Bağımsızlık Demokrasi Özgürlük Eşitlik Birlik

Yüzleşmek

İnsan hayatı, bildiğimizi sandığımız onlarca, yüzlerce hatta milyonlarca şeyin ötesinde katrilyonlarca kere sonsuz bilmediklerimizle doludur. İnsanın bildiği onca şeyi kazanana kadar nice binlerce yanlışa ‘doğru’ diye sarılmış ve onca yanlışı nadide bir çiçekmiş gibi bağrında barındırmıştır. İnsan hayatını kuşatan bunca hata, kusur, yanlış, cinayet, hezimet, yıkım, kıyım, her türlü çatışma, acı ve gözyaşı vs.’nin çokça olması ve bunun da mütemadiyen artarak devam ediyor olmasının nedenlerinden birisi kişi ya da kişilerin yüzleşememesidir. Peki ‘yüzleşmek’ ne demektir ve neyi kast ediyoruz?

Kubbealtı Lügatı, Yüzleşmek: karşılıklı f. (< yüzle-ş-mekBir hususta söylenenleri veya olanları yüz yüze gelip birbirine tekrarlamak1, der. Türk Dil Kurumu Sözlüğü de bundan pek farklı bir şey söylemez.

Yüzleşmek:

  1. nesnesiz, -le Bir olayı ileri sürenle, inkâr eden kimseler yüz yüze gelerek sözlerini tekrarlamak.
  2. nesnesiz, -le, Yüz yüze gelmek.
  3. nesnesiz, -le, mecaz: Farkına varmak, iyice anlamak, (TDK) demektedir. Dikkat edilirse her iki sözlük de ‘Yüzleşmek’ kelimesini tarafların bir araya gelerek kendi görüşlerini deklare etmesi anlamında ele almışlardır. Burada taraflar herhangi bir sonuca varabilecekleri gibi herhangi bir olumlu sonuca da varamayabilirler. Hatta sonucu daha berbat, içinden çıkılamaz bir hale de getirebilirler. Oysa yüzleşmede asıl amaç sorunun çözümlenmesidir. Bunun için de adaletin tesis edilmesi gerekir. Böylece de dünyamız daha yaşanır bir hal alacaktır.

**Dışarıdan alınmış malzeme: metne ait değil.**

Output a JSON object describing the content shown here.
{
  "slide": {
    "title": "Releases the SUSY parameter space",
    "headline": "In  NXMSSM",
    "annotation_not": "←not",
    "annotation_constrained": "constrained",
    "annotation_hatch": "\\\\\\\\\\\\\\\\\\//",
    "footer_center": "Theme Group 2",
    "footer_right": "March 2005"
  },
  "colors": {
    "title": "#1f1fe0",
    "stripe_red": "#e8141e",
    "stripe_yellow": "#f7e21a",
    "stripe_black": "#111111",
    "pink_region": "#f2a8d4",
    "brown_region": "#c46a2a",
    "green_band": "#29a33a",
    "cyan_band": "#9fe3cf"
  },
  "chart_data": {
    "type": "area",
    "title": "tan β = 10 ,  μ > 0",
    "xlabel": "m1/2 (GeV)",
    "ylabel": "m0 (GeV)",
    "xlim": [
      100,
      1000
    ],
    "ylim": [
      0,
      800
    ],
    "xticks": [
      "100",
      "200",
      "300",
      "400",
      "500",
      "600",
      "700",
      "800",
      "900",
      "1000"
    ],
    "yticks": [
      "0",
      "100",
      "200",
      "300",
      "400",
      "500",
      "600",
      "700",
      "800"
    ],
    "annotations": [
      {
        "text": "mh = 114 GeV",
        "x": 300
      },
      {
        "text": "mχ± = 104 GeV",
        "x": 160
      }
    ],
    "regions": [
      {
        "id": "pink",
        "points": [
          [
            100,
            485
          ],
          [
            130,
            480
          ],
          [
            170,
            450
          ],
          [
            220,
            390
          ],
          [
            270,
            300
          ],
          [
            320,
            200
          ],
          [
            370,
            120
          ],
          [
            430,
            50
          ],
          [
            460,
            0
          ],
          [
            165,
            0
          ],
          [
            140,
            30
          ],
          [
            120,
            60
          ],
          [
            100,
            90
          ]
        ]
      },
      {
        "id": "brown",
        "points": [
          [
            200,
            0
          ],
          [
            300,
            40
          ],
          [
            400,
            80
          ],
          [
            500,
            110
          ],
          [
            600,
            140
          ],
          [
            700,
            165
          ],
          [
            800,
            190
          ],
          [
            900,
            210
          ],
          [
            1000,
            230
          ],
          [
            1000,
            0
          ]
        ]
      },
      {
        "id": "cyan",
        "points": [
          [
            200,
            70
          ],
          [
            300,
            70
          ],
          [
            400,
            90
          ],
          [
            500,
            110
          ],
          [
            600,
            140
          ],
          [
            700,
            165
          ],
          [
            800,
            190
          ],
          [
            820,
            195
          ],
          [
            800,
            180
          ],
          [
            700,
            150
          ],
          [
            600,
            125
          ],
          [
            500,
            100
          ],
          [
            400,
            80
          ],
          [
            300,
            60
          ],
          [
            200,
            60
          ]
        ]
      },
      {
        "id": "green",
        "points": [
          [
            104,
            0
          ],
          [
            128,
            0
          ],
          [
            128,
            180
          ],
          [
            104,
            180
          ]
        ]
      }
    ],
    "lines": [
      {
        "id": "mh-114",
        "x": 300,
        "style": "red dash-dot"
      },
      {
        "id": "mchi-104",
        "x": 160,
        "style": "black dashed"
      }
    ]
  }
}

Her yanlış taammüden işlenmeyebilir. Kimi yanlışlıklar kazara olabilmektedir. Her iki durumda da ortaya çıkmış herhangi bir sorunun çözülebilmesi için yüzleşmek şarttır. Adil ve makul bir şekilde… Yüzleşme, kişisel çıkar için değil hakkaniyetin yani adaletin tesisi için olmalıdır.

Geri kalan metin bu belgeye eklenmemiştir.